How does vanitygen compute the probability?

Let's do an example with 1A prefix. Let T be the target set of the addresses 1Axxxxx. To get on average 1 match we have to generate 22 addresses.

Smaller is the target, bigger is the difficulty to hitting it and viceversa.

Let me rephrase this:

**difficulty * size of target = search space**, in our case a small difficulty and therefore a big target ( it's easy to hit this target!):

22 * 63703009616853067642911677093369144589991624155 = 2^160

number of keys we have to use (= numbers of addresses we have to generate to get on average 1 match) * number of addresses in T = 2^160 possible addresses.

Every time we try a new private key, we have 1 chance over 22 to hit our target set T (the probability is 1/22). At every roll then we don't hit the set T with probability 1 - 1/22. If we use k private keys, we don't hit T with probability (21/22)^k.

The probability of hitting T in k trials is then:

**P = 1 - (21/22)^k**https://en.wikipedia.org/wiki/Geometric_distributionThe geometric distribution gives the probability that the first occurrence of success requires k independent trials, each with success probability p. If the probability of success on each trial is p, then the probability that the kth trial (out of k trials) is the first success is

P(X=k) = p(1-p)^(k-1) for k = 1, 2, 3, ....

The cumulative distribution function is P(X<=k) = 1 - (1-p)^k (it is the probability that X will take a value less than or equal to k ).

If we want to have :

a 50% chance, 1 - (21/22)^k = 0.50 --> k = log(0.50)/log(21/22) = 14.9 tries (not 11!)

a 64% chance, 1 - (21/22)^k = 0.64 --> k = log(0.36)/log(21/22) = 22.0 tries

a 75% chance, 1 - (21/22)^k = 0.75 --> k = log(0.25)/log(21/22) = 29.8 tries (not 11!)

a 90% chance, 1 - (21/22)^k = 0.90 --> k = log(0.10)/log(21/22) = 49.5 tries

a 95.5% chance, 1 - (21/22)^k = 0.955 --> k = log(0.045)/log(21/22) = 66.7 tries (3 times 22!!)

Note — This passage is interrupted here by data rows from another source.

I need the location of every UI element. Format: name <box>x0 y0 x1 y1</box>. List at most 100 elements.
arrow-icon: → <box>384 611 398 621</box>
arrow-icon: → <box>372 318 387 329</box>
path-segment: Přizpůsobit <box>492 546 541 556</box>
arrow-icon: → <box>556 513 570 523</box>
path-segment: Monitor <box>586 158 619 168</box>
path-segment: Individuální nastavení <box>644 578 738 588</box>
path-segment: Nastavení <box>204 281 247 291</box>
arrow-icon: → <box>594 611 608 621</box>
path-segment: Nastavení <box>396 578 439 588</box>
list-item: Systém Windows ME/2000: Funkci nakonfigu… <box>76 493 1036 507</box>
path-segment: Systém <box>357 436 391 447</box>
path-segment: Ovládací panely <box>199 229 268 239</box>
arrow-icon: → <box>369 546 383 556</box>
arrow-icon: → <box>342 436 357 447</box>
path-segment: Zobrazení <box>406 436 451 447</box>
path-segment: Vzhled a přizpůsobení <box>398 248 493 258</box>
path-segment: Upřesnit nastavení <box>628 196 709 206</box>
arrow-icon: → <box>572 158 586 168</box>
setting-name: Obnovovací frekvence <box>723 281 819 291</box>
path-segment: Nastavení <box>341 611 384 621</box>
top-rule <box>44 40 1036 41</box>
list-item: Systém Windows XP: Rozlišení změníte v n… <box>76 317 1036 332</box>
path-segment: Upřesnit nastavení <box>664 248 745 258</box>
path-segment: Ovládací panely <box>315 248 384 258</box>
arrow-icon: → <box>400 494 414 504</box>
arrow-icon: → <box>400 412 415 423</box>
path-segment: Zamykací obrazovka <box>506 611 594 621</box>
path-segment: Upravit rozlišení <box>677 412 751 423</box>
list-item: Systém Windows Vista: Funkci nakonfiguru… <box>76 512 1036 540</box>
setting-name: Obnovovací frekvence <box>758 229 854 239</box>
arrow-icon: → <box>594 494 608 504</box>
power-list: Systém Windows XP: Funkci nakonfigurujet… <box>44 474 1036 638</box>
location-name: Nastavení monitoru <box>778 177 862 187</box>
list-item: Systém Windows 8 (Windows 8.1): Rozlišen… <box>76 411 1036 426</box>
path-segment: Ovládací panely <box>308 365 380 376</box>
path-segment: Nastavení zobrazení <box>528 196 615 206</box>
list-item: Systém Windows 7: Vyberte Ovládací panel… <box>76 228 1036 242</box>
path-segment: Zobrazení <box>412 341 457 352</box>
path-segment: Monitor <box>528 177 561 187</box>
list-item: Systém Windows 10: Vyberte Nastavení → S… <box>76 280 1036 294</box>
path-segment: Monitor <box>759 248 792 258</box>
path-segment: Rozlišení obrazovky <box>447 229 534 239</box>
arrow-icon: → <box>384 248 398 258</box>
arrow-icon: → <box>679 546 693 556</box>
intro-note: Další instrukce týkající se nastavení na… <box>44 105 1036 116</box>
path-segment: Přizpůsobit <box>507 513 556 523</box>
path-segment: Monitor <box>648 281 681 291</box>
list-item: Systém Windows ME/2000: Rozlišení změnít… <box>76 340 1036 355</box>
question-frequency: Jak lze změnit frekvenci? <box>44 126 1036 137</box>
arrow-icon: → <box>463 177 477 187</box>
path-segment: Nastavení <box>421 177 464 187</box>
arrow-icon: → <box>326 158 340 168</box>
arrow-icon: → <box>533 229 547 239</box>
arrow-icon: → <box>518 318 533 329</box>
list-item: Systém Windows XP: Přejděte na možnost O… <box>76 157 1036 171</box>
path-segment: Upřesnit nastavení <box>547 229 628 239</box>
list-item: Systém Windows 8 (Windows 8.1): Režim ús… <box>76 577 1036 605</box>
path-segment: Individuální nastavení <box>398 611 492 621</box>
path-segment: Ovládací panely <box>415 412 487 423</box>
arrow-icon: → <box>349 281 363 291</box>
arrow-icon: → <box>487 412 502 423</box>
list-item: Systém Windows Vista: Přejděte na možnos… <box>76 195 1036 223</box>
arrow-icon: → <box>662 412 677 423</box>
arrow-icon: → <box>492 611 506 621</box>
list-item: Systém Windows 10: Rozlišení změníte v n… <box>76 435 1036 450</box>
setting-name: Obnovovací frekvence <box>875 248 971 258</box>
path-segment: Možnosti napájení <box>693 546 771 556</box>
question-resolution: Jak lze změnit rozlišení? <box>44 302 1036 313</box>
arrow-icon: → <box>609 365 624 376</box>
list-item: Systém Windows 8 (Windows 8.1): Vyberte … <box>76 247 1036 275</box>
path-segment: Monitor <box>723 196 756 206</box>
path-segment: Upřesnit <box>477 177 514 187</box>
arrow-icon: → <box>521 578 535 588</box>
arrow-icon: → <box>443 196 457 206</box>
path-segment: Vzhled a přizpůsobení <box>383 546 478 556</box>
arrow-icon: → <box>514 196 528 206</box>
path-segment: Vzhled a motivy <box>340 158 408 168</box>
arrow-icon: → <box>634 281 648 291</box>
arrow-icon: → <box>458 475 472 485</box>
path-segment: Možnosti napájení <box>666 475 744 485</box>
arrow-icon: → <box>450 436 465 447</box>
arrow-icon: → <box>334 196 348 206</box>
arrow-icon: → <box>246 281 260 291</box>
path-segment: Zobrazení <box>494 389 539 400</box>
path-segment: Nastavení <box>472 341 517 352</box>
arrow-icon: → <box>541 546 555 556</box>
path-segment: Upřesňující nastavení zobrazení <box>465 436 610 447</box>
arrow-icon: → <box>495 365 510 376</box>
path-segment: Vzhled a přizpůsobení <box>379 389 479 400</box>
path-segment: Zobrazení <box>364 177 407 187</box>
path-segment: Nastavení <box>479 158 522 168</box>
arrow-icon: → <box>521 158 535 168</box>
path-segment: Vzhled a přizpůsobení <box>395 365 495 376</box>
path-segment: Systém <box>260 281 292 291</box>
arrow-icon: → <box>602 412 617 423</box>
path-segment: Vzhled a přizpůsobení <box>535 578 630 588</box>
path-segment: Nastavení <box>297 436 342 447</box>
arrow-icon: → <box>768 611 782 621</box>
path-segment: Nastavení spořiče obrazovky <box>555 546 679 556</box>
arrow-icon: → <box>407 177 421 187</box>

a 99% chance, 1 - (21/22)^k = 0.99 --> k = log(0.01)/log(21/22) = 99 tries

and so on (100% only for k -> infinity).

On average it takes 22 tries to get 1 match, but if you do 22 tries

only once you will have only a 64% chance to get a match!

And vanitygen computes right the probability to find a match in the particular sequence you are running, vanitygen doesn't compute anything "on average".